Key Words: Governance, government, health systems, power, Latin America (source: MeSH, NLM).


 

El concepto "gobernanza", incluyendo las acepciones "buena gobernanza" y "gobernanza democrática", están de moda de la misma forma que "capital social" y "empoderamiento" lo estuvieron hace algunos años. Aun cuando el concepto de gobernanza puede quedarse solamente como otro término pasajero en la literatura del desarrollo, también existe la oportunidad de hacerlo útil para describir y analizar interacciones complejas que afectan el desarrollo social y económico. Este artículo parte de la siguiente premisa: El concepto de gobernanza, particularmente aplicado a sistemas de salud, nos permite indagar aspectos y actores sociales que tradicionalmente han estado fuera de los análisis convencionales. Sin embargo, para hacer esto necesitamos tener claridad sobre las diferentes acepciones del concepto, los principios éticos que están en juego y las implicaciones para realizar ejercicios investigativos.

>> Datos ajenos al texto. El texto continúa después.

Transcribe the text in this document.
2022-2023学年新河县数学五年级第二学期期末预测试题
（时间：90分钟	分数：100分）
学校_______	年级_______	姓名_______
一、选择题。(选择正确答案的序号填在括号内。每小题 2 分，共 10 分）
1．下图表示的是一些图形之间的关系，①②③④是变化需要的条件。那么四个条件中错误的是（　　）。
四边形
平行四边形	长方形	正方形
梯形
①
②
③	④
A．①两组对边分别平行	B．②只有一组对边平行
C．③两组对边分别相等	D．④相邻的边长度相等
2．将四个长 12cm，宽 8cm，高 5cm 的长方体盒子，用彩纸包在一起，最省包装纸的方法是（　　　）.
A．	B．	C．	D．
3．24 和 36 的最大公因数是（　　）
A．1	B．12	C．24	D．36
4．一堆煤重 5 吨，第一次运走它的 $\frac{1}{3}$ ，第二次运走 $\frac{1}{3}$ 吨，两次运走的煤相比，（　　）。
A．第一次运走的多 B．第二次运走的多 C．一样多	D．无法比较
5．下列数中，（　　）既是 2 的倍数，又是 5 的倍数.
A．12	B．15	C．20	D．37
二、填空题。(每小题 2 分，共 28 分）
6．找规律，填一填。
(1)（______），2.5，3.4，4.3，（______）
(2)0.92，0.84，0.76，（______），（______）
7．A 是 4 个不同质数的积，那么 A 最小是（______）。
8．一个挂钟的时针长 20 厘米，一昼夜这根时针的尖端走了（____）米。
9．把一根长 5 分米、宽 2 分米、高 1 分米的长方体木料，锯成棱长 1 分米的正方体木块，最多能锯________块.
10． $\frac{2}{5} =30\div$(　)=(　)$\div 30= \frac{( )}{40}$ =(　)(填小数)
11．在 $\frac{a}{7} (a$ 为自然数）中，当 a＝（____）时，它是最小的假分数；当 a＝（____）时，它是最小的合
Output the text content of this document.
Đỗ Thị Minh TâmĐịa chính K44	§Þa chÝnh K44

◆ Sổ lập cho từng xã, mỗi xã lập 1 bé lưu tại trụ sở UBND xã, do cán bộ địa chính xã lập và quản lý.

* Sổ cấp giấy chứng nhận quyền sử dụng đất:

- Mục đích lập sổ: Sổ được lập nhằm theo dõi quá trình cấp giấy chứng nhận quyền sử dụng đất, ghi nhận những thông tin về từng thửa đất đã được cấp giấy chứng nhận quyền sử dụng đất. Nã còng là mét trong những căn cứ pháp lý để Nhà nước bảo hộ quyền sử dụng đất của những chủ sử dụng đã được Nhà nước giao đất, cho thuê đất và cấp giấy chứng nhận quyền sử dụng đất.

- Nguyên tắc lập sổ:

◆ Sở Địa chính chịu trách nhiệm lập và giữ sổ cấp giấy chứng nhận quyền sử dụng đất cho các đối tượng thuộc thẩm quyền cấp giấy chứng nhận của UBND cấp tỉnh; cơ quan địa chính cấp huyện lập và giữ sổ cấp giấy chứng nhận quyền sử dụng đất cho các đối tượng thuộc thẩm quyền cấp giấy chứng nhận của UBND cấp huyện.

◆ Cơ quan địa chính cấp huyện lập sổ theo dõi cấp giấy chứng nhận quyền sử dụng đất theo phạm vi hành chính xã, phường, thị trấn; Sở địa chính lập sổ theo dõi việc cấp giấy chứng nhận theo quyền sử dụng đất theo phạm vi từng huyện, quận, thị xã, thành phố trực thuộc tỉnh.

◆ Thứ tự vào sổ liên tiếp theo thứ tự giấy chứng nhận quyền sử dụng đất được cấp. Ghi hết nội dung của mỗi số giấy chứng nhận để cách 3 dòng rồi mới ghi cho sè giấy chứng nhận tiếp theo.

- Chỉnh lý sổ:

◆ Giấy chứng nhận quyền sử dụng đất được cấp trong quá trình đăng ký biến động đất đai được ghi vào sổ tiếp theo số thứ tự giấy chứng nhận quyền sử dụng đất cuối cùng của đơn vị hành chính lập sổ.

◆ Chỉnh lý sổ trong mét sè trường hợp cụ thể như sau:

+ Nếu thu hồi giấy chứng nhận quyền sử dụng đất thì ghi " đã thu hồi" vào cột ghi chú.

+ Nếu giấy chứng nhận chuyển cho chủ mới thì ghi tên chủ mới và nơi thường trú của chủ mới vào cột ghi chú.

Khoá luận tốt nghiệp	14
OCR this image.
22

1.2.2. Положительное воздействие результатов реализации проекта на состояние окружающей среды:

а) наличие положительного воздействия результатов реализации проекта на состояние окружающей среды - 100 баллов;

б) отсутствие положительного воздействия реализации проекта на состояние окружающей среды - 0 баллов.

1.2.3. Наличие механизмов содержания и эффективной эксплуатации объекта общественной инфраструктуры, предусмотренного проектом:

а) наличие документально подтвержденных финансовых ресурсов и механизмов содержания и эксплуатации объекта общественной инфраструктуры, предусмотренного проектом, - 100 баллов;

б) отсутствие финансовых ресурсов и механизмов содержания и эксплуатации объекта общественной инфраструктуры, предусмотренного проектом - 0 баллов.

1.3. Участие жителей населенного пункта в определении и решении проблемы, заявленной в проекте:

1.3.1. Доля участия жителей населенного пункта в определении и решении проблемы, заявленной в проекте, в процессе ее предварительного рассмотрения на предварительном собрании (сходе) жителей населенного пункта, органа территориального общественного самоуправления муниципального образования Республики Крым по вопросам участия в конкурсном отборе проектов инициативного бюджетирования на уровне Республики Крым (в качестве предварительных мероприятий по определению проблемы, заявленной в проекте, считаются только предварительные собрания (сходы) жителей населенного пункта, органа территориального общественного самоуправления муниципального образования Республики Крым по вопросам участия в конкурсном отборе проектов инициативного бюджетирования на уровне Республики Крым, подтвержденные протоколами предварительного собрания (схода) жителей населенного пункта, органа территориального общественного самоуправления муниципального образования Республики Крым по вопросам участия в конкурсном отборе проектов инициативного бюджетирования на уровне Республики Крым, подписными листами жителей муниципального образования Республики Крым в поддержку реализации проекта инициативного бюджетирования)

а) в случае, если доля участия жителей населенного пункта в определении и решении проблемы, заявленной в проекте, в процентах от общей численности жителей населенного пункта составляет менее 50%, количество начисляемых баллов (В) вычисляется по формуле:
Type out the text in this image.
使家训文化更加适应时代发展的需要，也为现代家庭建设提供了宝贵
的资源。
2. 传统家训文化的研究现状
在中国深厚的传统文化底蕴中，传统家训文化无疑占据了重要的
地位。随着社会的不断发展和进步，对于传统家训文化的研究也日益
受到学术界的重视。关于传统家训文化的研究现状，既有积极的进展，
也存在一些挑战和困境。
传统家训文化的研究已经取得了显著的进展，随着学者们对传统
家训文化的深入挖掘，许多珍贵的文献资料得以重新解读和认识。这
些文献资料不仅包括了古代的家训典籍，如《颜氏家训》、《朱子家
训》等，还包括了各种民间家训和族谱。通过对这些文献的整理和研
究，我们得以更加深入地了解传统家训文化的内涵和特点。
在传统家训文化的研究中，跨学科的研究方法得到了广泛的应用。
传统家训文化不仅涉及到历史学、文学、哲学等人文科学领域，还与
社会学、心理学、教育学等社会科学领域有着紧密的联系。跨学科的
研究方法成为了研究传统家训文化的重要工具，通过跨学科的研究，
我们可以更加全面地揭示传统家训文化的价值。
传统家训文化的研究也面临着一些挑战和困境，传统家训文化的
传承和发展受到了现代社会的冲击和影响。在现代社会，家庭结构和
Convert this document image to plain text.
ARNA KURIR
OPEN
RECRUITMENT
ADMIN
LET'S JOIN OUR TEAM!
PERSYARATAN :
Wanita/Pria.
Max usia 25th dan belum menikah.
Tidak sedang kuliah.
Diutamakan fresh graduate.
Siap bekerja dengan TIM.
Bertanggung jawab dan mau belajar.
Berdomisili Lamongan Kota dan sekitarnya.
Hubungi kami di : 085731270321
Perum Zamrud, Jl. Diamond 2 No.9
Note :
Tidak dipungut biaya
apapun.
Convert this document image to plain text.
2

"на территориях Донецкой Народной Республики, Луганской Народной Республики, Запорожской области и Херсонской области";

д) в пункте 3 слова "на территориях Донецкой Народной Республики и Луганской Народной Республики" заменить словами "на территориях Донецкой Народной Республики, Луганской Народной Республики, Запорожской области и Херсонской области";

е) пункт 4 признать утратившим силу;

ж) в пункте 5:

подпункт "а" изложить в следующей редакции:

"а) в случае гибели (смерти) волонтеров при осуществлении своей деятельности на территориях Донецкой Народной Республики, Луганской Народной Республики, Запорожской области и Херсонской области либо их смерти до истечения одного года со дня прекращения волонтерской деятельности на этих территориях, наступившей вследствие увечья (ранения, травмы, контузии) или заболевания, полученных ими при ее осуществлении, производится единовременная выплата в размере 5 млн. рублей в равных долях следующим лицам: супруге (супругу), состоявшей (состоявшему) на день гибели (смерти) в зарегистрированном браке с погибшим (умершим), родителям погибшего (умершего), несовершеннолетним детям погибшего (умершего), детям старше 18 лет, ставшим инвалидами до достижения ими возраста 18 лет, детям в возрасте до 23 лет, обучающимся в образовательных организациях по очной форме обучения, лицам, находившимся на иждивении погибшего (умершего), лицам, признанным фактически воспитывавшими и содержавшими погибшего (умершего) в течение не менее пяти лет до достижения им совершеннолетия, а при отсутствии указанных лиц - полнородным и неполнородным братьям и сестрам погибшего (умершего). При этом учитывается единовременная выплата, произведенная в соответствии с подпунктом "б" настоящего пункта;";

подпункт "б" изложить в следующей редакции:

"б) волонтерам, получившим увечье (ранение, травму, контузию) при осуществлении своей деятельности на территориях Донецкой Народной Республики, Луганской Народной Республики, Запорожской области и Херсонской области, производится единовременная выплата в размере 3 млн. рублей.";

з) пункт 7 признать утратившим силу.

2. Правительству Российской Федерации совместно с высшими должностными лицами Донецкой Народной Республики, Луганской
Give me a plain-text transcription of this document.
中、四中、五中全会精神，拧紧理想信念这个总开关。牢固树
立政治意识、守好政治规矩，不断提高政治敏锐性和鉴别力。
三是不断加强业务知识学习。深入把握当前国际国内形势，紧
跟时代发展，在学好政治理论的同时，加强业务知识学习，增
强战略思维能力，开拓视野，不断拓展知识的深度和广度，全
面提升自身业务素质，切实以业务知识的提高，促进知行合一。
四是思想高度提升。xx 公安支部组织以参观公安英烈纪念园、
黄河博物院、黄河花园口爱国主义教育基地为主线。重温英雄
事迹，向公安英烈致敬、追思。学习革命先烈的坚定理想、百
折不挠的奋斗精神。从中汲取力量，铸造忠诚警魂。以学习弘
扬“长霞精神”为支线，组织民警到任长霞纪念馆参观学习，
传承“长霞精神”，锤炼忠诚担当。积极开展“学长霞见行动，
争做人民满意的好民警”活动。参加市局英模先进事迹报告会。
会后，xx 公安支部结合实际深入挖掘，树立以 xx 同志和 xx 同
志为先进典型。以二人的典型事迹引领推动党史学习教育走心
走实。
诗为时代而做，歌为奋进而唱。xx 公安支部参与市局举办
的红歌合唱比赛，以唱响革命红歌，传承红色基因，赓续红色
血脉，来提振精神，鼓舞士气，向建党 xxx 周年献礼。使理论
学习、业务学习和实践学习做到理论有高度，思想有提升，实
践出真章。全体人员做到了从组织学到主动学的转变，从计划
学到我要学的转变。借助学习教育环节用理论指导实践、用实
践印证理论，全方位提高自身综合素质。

Esta idea será desarrollada a partir de los siguientes cuatro objetivos: a. Abordar la forma en que se ha conceptualizado la gobernanza en los sistemas de salud; b. Identificar los principios éticos que sustentan el análisis de la gobernanza en los sistemas de salud; c. Discutir los enfoques normativos y analíticos en la investigación sobre gobernanza como dos vertientes necesarias y complementarias; y d. Discutir la forma en que los principios y valores éticos permean el cuerpo de indicadores, variables y herramientas que se aplican en la investigación sobre gobernanza en sistemas de salud. Antes de ello, se aclara que en la literatura en idioma Español se usan indistintamente los conceptos gobernanza, gobernabilidad y gobernancia. En este artículo se ha preferido usar el concepto gobernanza, el cual tiene una mayor congruencia con el de "governance" que aparece en la literatura en idioma Inglés.

Previo a abordar la gobernanza en los sistemas de salud, es necesario hacer referencia a las corrientes relacionadas con la gobernanza en los sistemas sociopolíticos y hacer explícita la corriente en la cual el autor se apoya. La literatura en el tema es basta y existe una gran cantidad de clasificaciones y corrientes. Sin embargo, para los propósitos del presente artículo, se decidió presentar tres corrientes que parecen diferenciarse claramente en la literatura. La primera es el uso que hacen los organismos internacionales de cooperación financiera, quienes se preocupan por la "buena gobernanza". En la gran mayoría de casos, la buena gobernanza significa poner en práctica reformas institucionales (por ejemplo la liberalización de las economías y la reducción del papel del Estado) que estas agencias han recomendado a los países en las últimas dos décadas (1). La hegemonía que ha tenido esta visión de buena gobernanza cae en el etnocentrismo cuando sostiene implícitamente, que la buena gobernanza se refiere a seguir prácticas de las economías y sociedades occidentales (2).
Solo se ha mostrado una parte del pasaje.